Cook County State’s Attorney Kim Foxx Hosts Critical Stakeholders To Discuss Alternatives to School Arrests

June 12, 2019

 

State’s Attorney Foxx welcomed the group of stakeholders to the discussion and emphasized the importance of the collaborative effort.  “I firmly believe that school should be a safe environment where children can learn and grow. The Cook County State’s Attorney’s Office wants to partner with law enforcement and school districts to ensure that we are not filing cases against children for minor offenses that occur at school. We are committed to addressing the school to prison pipeline by collecting, analyzing, and sharing data about school-based offenses that end up in the justice system and are here today to begin those conversations,” said Foxx.  

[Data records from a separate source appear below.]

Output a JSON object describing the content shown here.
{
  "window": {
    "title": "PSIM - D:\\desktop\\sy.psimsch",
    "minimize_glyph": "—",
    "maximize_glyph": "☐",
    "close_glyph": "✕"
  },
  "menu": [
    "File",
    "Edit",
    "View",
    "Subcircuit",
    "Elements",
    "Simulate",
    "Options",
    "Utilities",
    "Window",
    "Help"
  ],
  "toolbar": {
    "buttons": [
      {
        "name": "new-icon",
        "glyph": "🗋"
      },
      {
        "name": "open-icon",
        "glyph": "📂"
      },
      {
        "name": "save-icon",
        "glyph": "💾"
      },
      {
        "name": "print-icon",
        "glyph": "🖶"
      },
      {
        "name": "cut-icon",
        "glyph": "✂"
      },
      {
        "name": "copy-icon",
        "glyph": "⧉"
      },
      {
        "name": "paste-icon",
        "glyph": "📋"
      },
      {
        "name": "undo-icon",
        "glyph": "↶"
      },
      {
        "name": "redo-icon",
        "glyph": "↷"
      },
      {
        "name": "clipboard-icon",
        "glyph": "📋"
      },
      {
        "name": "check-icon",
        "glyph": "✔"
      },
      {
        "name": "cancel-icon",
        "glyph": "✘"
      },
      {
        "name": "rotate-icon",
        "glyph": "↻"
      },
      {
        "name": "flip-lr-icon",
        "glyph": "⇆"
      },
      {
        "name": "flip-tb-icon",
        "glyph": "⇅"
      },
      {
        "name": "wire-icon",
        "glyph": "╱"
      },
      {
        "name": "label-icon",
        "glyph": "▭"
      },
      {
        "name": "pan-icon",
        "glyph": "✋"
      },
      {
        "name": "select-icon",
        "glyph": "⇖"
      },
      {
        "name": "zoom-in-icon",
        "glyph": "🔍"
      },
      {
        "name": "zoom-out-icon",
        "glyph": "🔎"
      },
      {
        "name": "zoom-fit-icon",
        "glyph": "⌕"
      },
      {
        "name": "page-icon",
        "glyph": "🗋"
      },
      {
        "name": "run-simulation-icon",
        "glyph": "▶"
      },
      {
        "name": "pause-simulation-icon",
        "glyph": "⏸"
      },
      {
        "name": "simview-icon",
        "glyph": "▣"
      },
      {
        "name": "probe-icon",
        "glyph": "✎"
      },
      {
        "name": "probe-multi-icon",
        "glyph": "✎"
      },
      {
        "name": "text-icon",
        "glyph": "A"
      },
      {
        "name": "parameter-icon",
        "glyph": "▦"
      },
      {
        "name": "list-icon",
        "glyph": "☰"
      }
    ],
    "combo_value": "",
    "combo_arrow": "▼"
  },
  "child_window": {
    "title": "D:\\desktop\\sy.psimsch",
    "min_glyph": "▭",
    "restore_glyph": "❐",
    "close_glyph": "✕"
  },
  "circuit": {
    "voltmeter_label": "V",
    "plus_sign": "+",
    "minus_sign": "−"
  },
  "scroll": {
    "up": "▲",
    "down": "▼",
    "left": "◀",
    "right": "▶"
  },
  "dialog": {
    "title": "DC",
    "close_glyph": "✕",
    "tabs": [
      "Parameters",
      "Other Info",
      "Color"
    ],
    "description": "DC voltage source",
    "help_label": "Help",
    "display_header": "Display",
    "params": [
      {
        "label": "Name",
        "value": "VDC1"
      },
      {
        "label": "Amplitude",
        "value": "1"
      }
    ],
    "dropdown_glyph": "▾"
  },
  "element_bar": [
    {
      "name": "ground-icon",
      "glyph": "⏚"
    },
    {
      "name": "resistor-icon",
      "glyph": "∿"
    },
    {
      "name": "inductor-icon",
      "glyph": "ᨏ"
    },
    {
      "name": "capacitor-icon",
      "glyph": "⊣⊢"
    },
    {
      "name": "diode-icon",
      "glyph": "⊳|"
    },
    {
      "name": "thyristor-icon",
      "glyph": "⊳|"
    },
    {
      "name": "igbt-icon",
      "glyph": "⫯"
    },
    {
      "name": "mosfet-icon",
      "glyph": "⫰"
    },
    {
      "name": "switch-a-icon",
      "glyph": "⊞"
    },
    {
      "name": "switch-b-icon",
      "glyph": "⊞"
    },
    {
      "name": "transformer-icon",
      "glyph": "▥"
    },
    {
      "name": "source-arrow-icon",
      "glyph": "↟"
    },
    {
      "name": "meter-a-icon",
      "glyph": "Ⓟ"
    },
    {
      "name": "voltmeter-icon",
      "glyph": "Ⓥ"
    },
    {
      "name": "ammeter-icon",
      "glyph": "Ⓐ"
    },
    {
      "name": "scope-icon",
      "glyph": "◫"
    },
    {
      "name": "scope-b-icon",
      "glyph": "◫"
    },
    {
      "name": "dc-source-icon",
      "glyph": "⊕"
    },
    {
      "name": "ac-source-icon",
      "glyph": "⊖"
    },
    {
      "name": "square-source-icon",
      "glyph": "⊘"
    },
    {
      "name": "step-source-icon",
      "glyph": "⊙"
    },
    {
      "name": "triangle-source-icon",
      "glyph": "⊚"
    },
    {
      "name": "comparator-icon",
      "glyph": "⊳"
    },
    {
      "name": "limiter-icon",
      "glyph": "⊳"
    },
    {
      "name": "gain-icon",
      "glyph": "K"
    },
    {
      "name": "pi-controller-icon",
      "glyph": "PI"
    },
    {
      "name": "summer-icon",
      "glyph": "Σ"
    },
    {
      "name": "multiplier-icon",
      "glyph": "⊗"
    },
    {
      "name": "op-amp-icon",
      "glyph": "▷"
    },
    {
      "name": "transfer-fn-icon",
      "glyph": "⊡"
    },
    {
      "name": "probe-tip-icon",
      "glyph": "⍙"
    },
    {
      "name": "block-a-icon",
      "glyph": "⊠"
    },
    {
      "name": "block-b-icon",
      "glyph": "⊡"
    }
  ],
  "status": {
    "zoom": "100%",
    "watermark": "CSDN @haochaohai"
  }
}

The convening also included a presentation from Kevin Bethel, former Deputy Police Commissioner of the Philadelphia Police Department. During his 29 years with the Police Department, Deputy Commissioner Bethel was responsible for Patrol Operations for the entire city. He created several successful programs and was instrumental in the development and implementation of the Police Commissioner’s Crime Strategy for the City. Throughout his career, Deputy Commissioner Bethel has pursued work in the juvenile justice field, including serving on national, statewide, and local committees and advisory boards.

Roseanna Ander, Founding Executive Director of the University of Chicago’s Crime Lab noted, “We at the University of Chicago Crime Lab are so honored to partner with the Cook County State’s Attorney’s Office on this important convening. It is imperative that young people in Chicago receive the schooling and support they need to be successful, and that the education and law enforcement stakeholders here today continue to work together to eliminate justice system responses where they do not belong.”   

The Cook County State’s Attorney’s Office acknowledges that alternatives to court involvement, such as community based social services are far more effective measures for addressing behavioral issues.  We hope that this discussion will be the first of many steps in ensuring that our schools are thriving environments for all students.